Protocolado em maio de 2020, o PL só começou a tramitar de fato na Câmara dos Deputados em abril passado. A proposta tem atualmente como relator o deputado Jefferson Campos (PSB-SP).
“É urgente que o Legislativo brasileiro aprove o Projeto de Lei n° 2699/2020, que institui medidas emergenciais de regularização migratória no contexto da pandemia de COVID19 e dá outras providências; assim como o Projeto de Decreto Legislativo 344/2021, que susta o art. 8º da Portaria nº 655”, defendeu a campanha em nota técnica sobre os dois proejtos.
Portarias questionadas
Em 11 de junho, a Comissão Nacional de Direitos Humanos (CNDH) recomendou formalmente ao governo federal a realização de alterações nas medidas restritivas a migrantes, solicitantes de refúgio e refugiados em situação de vulnerabilidade que se encontram no Brasil, ou que têm o país como destino.

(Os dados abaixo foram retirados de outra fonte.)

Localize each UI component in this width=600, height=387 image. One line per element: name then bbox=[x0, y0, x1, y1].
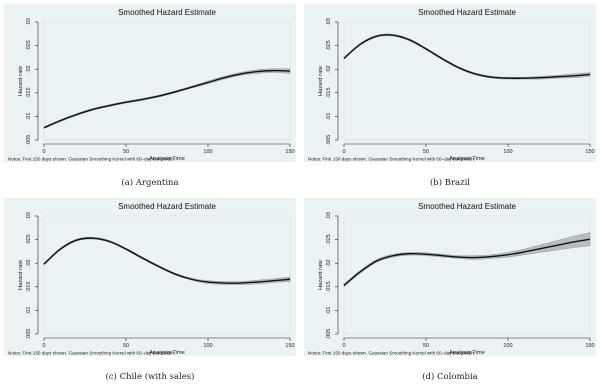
panel-chile: Smoothed Hazard Estimate .005 .01 .015 .02 .0… bbox=[0, 194, 300, 387]
y-tick-label: .01 bbox=[26, 307, 32, 315]
x-axis-label: Analysis Time bbox=[149, 156, 185, 162]
chart-title: Smoothed Hazard Estimate bbox=[118, 202, 216, 211]
y-tick-label: .03 bbox=[326, 18, 332, 26]
hazard-chart-colombia: Smoothed Hazard Estimate .005 .01 .015 .02 .0… bbox=[304, 198, 596, 356]
confidence-band bbox=[43, 236, 291, 285]
y-tick-label: .02 bbox=[26, 259, 32, 267]
confidence-band bbox=[43, 68, 291, 129]
y-tick-label: .015 bbox=[326, 281, 332, 292]
y-tick-label: .025 bbox=[326, 40, 332, 51]
y-tick-label: .03 bbox=[326, 212, 332, 220]
x-axis-label: Analysis Time bbox=[449, 156, 485, 162]
panel-brazil: Smoothed Hazard Estimate .005 .01 .015 .02 .0… bbox=[300, 0, 600, 193]
chart-title: Smoothed Hazard Estimate bbox=[418, 8, 516, 17]
caption-chile: (c) Chile (with sales) bbox=[105, 372, 195, 382]
panel-colombia: Smoothed Hazard Estimate .005 .01 .015 .02 .0… bbox=[300, 194, 600, 387]
y-axis-label: Hazard rate bbox=[18, 66, 24, 96]
plot-area bbox=[343, 215, 591, 335]
y-axis-label: Hazard rate bbox=[18, 260, 24, 290]
y-tick-label: .02 bbox=[326, 65, 332, 73]
x-tick-label: 0 bbox=[42, 343, 45, 349]
chart-title: Smoothed Hazard Estimate bbox=[118, 8, 216, 17]
y-tick-label: .025 bbox=[26, 234, 32, 245]
y-tick-label: .015 bbox=[326, 87, 332, 98]
x-tick-label: 100 bbox=[203, 343, 212, 349]
caption-brazil: (b) Brazil bbox=[429, 178, 471, 188]
y-axis-label: Hazard rate bbox=[318, 66, 324, 96]
y-tick-label: .015 bbox=[26, 87, 32, 98]
x-tick-label: 50 bbox=[123, 343, 129, 349]
hazard-chart-brazil: Smoothed Hazard Estimate .005 .01 .015 .02 .0… bbox=[304, 4, 596, 162]
x-tick-label: 50 bbox=[423, 343, 429, 349]
x-tick-label: 150 bbox=[585, 343, 594, 349]
y-axis-label: Hazard rate bbox=[318, 260, 324, 290]
y-tick-label: .02 bbox=[26, 65, 32, 73]
hazard-chart-argentina: Smoothed Hazard Estimate .005 .01 .015 .02 .0… bbox=[4, 4, 296, 162]
y-tick-label: .005 bbox=[326, 329, 332, 340]
x-tick-label: 150 bbox=[585, 149, 594, 155]
plot-area bbox=[43, 21, 291, 141]
y-tick-label: .01 bbox=[26, 113, 32, 121]
chart-note: Notes: First 150 days shown. Gaussian Sm… bbox=[8, 157, 175, 162]
x-tick-label: 0 bbox=[342, 343, 345, 349]
y-tick-label: .02 bbox=[326, 259, 332, 267]
x-axis-label: Analysis Time bbox=[449, 350, 485, 356]
chart-note: Notes: First 150 days shown. Gaussian Sm… bbox=[308, 351, 475, 356]
hazard-line bbox=[43, 69, 291, 129]
y-tick-label: .025 bbox=[26, 40, 32, 51]
plot-area bbox=[43, 215, 291, 335]
x-tick-label: 0 bbox=[342, 149, 345, 155]
y-tick-label: .01 bbox=[326, 113, 332, 121]
x-tick-label: 150 bbox=[285, 149, 294, 155]
hazard-chart-chile: Smoothed Hazard Estimate .005 .01 .015 .02 .0… bbox=[4, 198, 296, 356]
x-tick-label: 50 bbox=[423, 149, 429, 155]
x-tick-label: 100 bbox=[503, 149, 512, 155]
y-tick-label: .005 bbox=[26, 135, 32, 146]
hazard-line bbox=[343, 238, 591, 286]
plot-area bbox=[343, 21, 591, 141]
x-tick-label: 50 bbox=[123, 149, 129, 155]
chart-note: Notes: First 150 days shown. Gaussian Sm… bbox=[8, 351, 175, 356]
panel-argentina: Smoothed Hazard Estimate .005 .01 .015 .02 .0… bbox=[0, 0, 300, 193]
caption-colombia: (d) Colombia bbox=[422, 372, 478, 382]
y-tick-label: .015 bbox=[26, 281, 32, 292]
chart-title: Smoothed Hazard Estimate bbox=[418, 202, 516, 211]
caption-argentina: (a) Argentina bbox=[121, 178, 179, 188]
x-tick-label: 0 bbox=[42, 149, 45, 155]
x-tick-label: 100 bbox=[203, 149, 212, 155]
y-tick-label: .025 bbox=[326, 234, 332, 245]
y-tick-label: .005 bbox=[326, 135, 332, 146]
hazard-line bbox=[43, 237, 291, 284]
y-tick-label: .005 bbox=[26, 329, 32, 340]
confidence-band bbox=[343, 33, 591, 80]
hazard-line bbox=[343, 34, 591, 79]
y-tick-label: .01 bbox=[326, 307, 332, 315]
x-axis-label: Analysis Time bbox=[149, 350, 185, 356]
confidence-band bbox=[343, 232, 591, 288]
y-tick-label: .03 bbox=[26, 18, 32, 26]
y-tick-label: .03 bbox=[26, 212, 32, 220]
x-tick-label: 100 bbox=[503, 343, 512, 349]
chart-note: Notes: First 150 days shown. Gaussian Sm… bbox=[308, 157, 475, 162]
x-tick-label: 150 bbox=[285, 343, 294, 349]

O colegiado apontou, sobretudo, o caráter discriminatório do veto ao ingresso de indivíduos cujo deslocamento tenha sido originado na Venezuela.
O próprio CNDH já pedia ao governo federal a revisão das inabilitações de pedidos de refúgio e de deportação sumária, além de permitir a regularização migratória de pessoas que ficaram sem acesso a esse serviço em razão das cláusulas previstas nas portaria.
O conselho sugeriu ainda a realização de estudos técnicos sobre a adoção de alternativas ao fechamento das fronteiras terrestres, como a instalação de postos de testagem e de locais de quarentena, a exemplo do que a portaria já prevê em relação às chegadas por via aérea.
Ao publicar a Portaria 655, o governo federal removeu os dispositivos que barravam especialmente os imigrantes e solicitantes de refúgio da Venezuela. Apesar do fim dessas restrições, a medida foi vista com cautela e até inquietação por integrantes da sociedade civil que lidam com a temática migratória pela permanência de pontos considerados obscuros, como o Artigo 8º.